The nurse is administering an otic drop to the 45-year-old client. Which procedure should the nurse implement when administering the drops?
- A. Place the drops when pulling the ear down and back.
- B. Place the drops when pulling the ear up and back.
- C. Place the drops in the lower conjunctival sac.
- D. Place the drops in the inner canthus and apply pressure.
Correct Answer: B
Rationale: For adults, pulling the ear up and back straightens the ear canal for otic drops. Down/back is for children, others are for ophthalmic drops.
The client diagnosed with essential hypertension calls the clinic and tells the nurse she needs something for the flu. Which information should the nurse tell the client?
- A. OTC medications for the flu should not be taken because of your hypertension.
- B. If OTC medications do not relieve symptoms within three (3) days, contact the HCP.
- C. Tell the client to ask the pharmacist to recommend an OTC medication for the flu.
- D. Make an appointment for the client to receive the influenza vaccine.
Correct Answer: B
Rationale: OTC flu medications (e.g., decongestants) may raise BP but can be used cautiously; persistent symptoms warrant HCP contact. Total avoidance, pharmacist reliance, or vaccines are less appropriate.
A client confides in the RN that a friend has told her the medication she takes for depression, Wellbutrin, was taken off the market because it caused seizures.
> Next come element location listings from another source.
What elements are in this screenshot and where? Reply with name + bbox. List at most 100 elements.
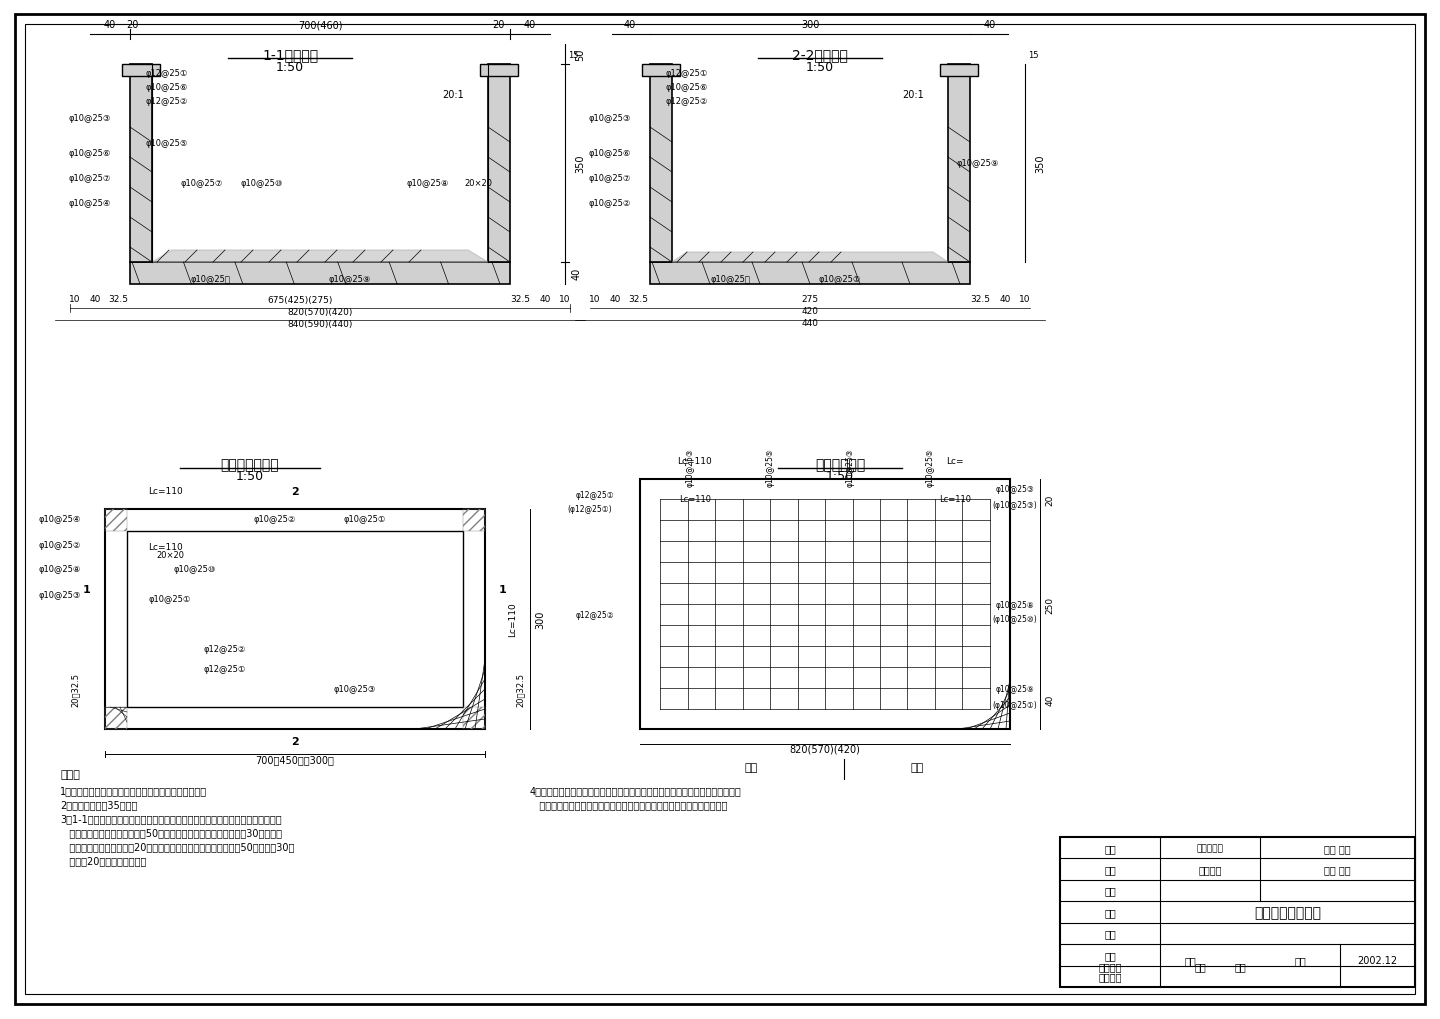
- Text: φ10@25①: φ10@25①: [819, 275, 861, 284]
- Text: (φ10@25③): (φ10@25③): [992, 500, 1037, 510]
- Text: φ10@25⑦: φ10@25⑦: [69, 173, 111, 182]
- Text: 1: 1: [500, 585, 507, 594]
- Text: 15: 15: [567, 51, 579, 59]
- Text: 内侧: 内侧: [744, 762, 757, 772]
- Text: 水池设计图（二）: 水池设计图（二）: [1254, 905, 1320, 919]
- Bar: [105, 707, 127, 730]
- Text: (φ10@25①): (φ10@25①): [992, 700, 1037, 709]
- Text: 40: 40: [524, 20, 536, 30]
- Text: 40: 40: [984, 20, 996, 30]
- Text: φ10@25⑥: φ10@25⑥: [69, 149, 111, 157]
- Text: φ10@25⑧: φ10@25⑧: [408, 178, 449, 187]
- Text: φ10@25⑥: φ10@25⑥: [145, 83, 189, 92]
- Bar: [639, 480, 1009, 730]
- Text: φ10@25②: φ10@25②: [253, 515, 297, 524]
- Text: 水池、20㎡水池三者通用。: 水池、20㎡水池三者通用。: [60, 855, 147, 865]
- Text: (φ12@25①): (φ12@25①): [567, 505, 612, 514]
- Bar: [649, 263, 971, 284]
- Bar: [464, 510, 485, 532]
- Text: 32.5: 32.5: [108, 296, 128, 305]
- Text: 内，位于括号前的数字适用于50㎡水池，第一个括号内数字适用于30㎡水池，: 内，位于括号前的数字适用于50㎡水池，第一个括号内数字适用于30㎡水池，: [60, 827, 282, 838]
- Text: 40: 40: [540, 296, 550, 305]
- Polygon shape: [672, 253, 948, 263]
- Text: 250: 250: [1045, 596, 1054, 613]
- Text: 1、图中尺寸单位钢筋直径以毫米计，其余均以厘米计。: 1、图中尺寸单位钢筋直径以毫米计，其余均以厘米计。: [60, 786, 207, 795]
- Text: φ10@25⑤: φ10@25⑤: [926, 448, 935, 487]
- Text: φ10@25③: φ10@25③: [39, 590, 81, 599]
- Text: 2、保护层厚度：35毫米。: 2、保护层厚度：35毫米。: [60, 799, 137, 809]
- Text: φ10@25⑧: φ10@25⑧: [995, 600, 1034, 609]
- Text: 820(570)(420): 820(570)(420): [288, 307, 353, 316]
- Text: 批准: 批准: [1104, 843, 1116, 853]
- Bar: [488, 65, 510, 263]
- Text: 3、1-1剖面配筋图、池壁配筋平面图、池壁钢筋网图尺寸标注中，带括号的数字单: 3、1-1剖面配筋图、池壁配筋平面图、池壁钢筋网图尺寸标注中，带括号的数字单: [60, 813, 282, 823]
- Text: 40: 40: [1045, 694, 1054, 705]
- Text: 32.5: 32.5: [628, 296, 648, 305]
- Text: 1-1剖面配筋: 1-1剖面配筋: [262, 48, 318, 62]
- Text: 2: 2: [291, 486, 300, 496]
- Text: φ12@25②: φ12@25②: [665, 97, 708, 105]
- Text: φ10@25②: φ10@25②: [589, 199, 631, 207]
- Bar: [127, 532, 464, 707]
- Text: Lc=110: Lc=110: [148, 542, 183, 551]
- Text: 池壁钢筋网图: 池壁钢筋网图: [815, 458, 865, 472]
- Text: 图号: 图号: [1184, 955, 1195, 965]
- Text: φ10@25①: φ10@25①: [148, 595, 192, 604]
- Bar: [480, 65, 518, 76]
- Text: 1:50: 1:50: [236, 470, 264, 483]
- Text: 设计证号: 设计证号: [1099, 961, 1122, 971]
- Text: Lc=: Lc=: [946, 458, 963, 466]
- Text: φ10@25①: φ10@25①: [344, 515, 386, 524]
- Text: 比例: 比例: [1194, 961, 1205, 971]
- Text: φ12@25①: φ12@25①: [576, 490, 615, 499]
- Text: 50: 50: [575, 49, 585, 61]
- Text: Lc=110: Lc=110: [939, 495, 971, 504]
- Text: φ10@25⑨: φ10@25⑨: [956, 158, 999, 167]
- Bar: [130, 65, 153, 263]
- Text: 某森林公园: 某森林公园: [1197, 844, 1224, 852]
- Text: φ10@25⑥: φ10@25⑥: [665, 83, 708, 92]
- Bar: [105, 510, 127, 532]
- Text: 1:50: 1:50: [806, 60, 834, 73]
- Bar: [105, 510, 485, 730]
- Bar: [1060, 838, 1416, 987]
- Text: φ12@25①: φ12@25①: [665, 68, 708, 77]
- Text: 440: 440: [802, 319, 818, 328]
- Bar: [649, 65, 672, 263]
- Text: 820(570)(420): 820(570)(420): [789, 744, 861, 754]
- Text: 1:50: 1:50: [276, 60, 304, 73]
- Text: 10: 10: [559, 296, 570, 305]
- Text: 如图: 如图: [1234, 961, 1246, 971]
- Text: 20: 20: [1045, 494, 1054, 505]
- Text: φ10@25③: φ10@25③: [685, 448, 694, 487]
- Text: 32.5: 32.5: [971, 296, 991, 305]
- Text: Lc=110: Lc=110: [148, 487, 183, 496]
- Text: Lc=110: Lc=110: [508, 602, 517, 637]
- Text: 20: 20: [492, 20, 504, 30]
- Text: φ10@25⑥: φ10@25⑥: [589, 149, 631, 157]
- Bar: [642, 65, 680, 76]
- Text: φ10@25⑩: φ10@25⑩: [174, 565, 216, 574]
- Text: φ12@25②: φ12@25②: [204, 645, 246, 654]
- Text: 275: 275: [802, 296, 818, 305]
- Text: 700(460): 700(460): [298, 20, 343, 30]
- Text: φ10@25③: φ10@25③: [995, 485, 1034, 494]
- Text: 700（450）（300）: 700（450）（300）: [255, 754, 334, 764]
- Text: 350: 350: [575, 155, 585, 173]
- Text: 2002.12: 2002.12: [1358, 955, 1398, 965]
- Text: φ10@25⑧: φ10@25⑧: [39, 565, 81, 574]
- Text: φ10@25⑦: φ10@25⑦: [181, 178, 223, 187]
- Text: 40: 40: [572, 268, 582, 280]
- Text: 675(425)(275): 675(425)(275): [268, 296, 333, 305]
- Text: 40: 40: [89, 296, 101, 305]
- Text: φ10@25⑨: φ10@25⑨: [328, 275, 372, 284]
- Text: φ10@25⑤: φ10@25⑤: [766, 448, 775, 487]
- Bar: [948, 65, 971, 263]
- Text: 设计证号: 设计证号: [1099, 971, 1122, 981]
- Text: φ12@25②: φ12@25②: [576, 610, 615, 619]
- Text: Lc=110: Lc=110: [680, 495, 711, 504]
- Text: 1:50: 1:50: [827, 470, 854, 483]
- Text: φ12@25②: φ12@25②: [145, 97, 189, 105]
- Text: φ10@25⑪: φ10@25⑪: [190, 275, 230, 284]
- Text: 水工 部分: 水工 部分: [1325, 864, 1351, 874]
What is an appropriate response by the nurse?
- A. Ask your friend about the source of this information.'
- B. Omit the next doses until you talk with the doctor.'
- C. There were problems, but the recommended dose is changed.'
- D. Your health care provider knows the best drug for your condition.'
Correct Answer: C
Rationale: Wellbutrin was introduced in the U.S. in 1985 and then withdrawn because of the occurrence of seizures in some patients taking the drug. The drug was reintroduced in 1989 with specific recommendations regarding dose ranges to limit the occurrence of seizures. The risk of seizure appears to be strongly associated with dose.
You are caring for a client with deep vein thrombosis who is on Heparin IV. The latest APTT is 50 seconds. If the laboratory normal range is 16-24 seconds, you would anticipate
- A. maintaining the current heparin dose
- B. increasing the heparin as it does not appear therapeutic
- C. giving protamine sulfate as an antidote
- D. repeating the blood test 1 hour after giving heparin
Correct Answer: A
Rationale: maintaining the current heparin dose. The range for a therapeutic APTT is 1.5-2 times the control. Therefore the client is receiving a therapeutic dose of Heparin.